Les promesses ne sont pas synonymes de progrès. Pour que les politiques étrangères féministes ne restent pas une simple performance, nous devons mettre en place des cadres solides en matière de responsabilité qui reflètent la diversité des personnes concernées par la politique étrangère et placent leurs voix au centre.
Nous exhortons les gouvernements à aller au-delà des discours en établissant des objectifs concrets, assortis d’échéances précises et des indicateurs désagrégés pour suivre la mise en œuvre de leurs engagements en matière de politiques étrangères féministes. Ces indicateurs doivent permettre d’évaluer non seulement l’aide publique au développement, mais aussi les impacts sur le commerce, la défense, la diplomatie et les politiques migratoires.
Nous exigeons des mécanismes de suivi et d’évaluation transparents et féministes. Cela nécessite une participation réelle, continue et suffisamment financée de la société civile, comme des conseils indépendants de politique étrangère féministe (avec une représentation majoritaire de féministes issues de la majorité mondiale, y compris des femmes handicapées, des groupes LGBTQIA+, des jeunes et des leaders autochtones) afin de co-concevoir, suivre et évaluer publiquement les politiques étrangères féministes.
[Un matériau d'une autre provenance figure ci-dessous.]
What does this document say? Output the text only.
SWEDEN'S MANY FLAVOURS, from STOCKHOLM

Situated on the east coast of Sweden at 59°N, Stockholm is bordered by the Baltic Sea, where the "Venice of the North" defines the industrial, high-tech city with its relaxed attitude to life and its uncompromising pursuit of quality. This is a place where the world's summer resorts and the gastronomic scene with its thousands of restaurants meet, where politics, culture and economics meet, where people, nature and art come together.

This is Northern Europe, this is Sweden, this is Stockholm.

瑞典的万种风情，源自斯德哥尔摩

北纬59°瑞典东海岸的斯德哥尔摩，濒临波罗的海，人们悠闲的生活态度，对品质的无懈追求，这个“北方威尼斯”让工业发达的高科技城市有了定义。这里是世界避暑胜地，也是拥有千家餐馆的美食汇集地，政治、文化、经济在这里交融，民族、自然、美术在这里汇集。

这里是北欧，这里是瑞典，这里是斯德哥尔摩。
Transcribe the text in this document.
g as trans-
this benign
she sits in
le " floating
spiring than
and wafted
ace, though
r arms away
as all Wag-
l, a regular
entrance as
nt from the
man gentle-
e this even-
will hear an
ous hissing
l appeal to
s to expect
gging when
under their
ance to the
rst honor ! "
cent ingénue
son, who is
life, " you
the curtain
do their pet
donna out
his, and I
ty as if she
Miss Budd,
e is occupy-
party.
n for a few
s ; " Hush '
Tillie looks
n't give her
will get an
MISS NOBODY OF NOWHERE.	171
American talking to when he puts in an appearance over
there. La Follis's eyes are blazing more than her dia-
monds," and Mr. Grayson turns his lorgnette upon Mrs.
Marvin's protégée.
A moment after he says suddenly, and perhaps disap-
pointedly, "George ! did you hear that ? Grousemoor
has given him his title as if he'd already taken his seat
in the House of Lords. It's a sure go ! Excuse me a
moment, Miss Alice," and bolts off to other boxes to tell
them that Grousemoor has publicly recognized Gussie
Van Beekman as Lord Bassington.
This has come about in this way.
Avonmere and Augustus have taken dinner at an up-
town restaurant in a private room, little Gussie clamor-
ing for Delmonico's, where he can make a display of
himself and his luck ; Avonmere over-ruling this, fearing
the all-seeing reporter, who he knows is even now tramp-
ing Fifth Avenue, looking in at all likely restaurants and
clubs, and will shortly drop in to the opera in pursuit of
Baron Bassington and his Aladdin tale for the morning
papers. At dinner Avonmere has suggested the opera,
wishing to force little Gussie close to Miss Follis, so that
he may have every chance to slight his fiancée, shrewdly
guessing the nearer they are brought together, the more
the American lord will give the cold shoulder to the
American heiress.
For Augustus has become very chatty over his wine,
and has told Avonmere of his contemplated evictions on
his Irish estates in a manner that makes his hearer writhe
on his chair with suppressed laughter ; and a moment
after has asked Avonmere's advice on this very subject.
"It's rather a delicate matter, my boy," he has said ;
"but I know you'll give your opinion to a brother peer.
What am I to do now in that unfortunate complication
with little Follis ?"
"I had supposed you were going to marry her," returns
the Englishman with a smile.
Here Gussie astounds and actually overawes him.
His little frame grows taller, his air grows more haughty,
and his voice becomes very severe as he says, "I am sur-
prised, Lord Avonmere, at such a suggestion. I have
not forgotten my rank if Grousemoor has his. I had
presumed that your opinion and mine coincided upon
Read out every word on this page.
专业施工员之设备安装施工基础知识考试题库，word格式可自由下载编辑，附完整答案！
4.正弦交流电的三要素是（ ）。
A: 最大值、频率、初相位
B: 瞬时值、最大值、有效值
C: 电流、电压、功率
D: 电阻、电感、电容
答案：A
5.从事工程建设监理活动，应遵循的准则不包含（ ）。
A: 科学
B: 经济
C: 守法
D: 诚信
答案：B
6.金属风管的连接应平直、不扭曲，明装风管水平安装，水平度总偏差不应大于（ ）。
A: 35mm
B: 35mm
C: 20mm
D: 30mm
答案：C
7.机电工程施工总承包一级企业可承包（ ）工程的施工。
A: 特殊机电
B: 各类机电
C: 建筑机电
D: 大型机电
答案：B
Nous appelons à la poursuite des conférences sur la politique étrangère féministe, organisées chaque année dans un pays hôte différent, en tant qu’espaces de discussion essentiels. Les mouvements féministes et la société civile devraient être des partenaires clés dans la conception conjointe de ces espaces et processus dès le premier jour.
La Conférence de Paris 2025 est un moment de vérité. Nous pouvons nous contenter d’une version dépolitisée et instrumentalisée des politiques étrangères féministes, ou saisir cette opportunité pour faire avancer une véritable transformation.
Nous, sociétés civiles féministes, sommes les architectes et les gardiennes de cette vision. Nous ne sommes pas de simples parties prenantes à consulter : nous sommes le moteur du changement. Nous sommes prêtes à collaborer avec toutes celles et ceux qui souhaitent réellement démanteler les systèmes d’oppression et construire un monde fondé sur la paix féministe, la justice et l’égalité.
Nous appelons les États membres à nous rejoindre avec courage, cohérence et conviction. Le moment d’agir est MAINTENANT.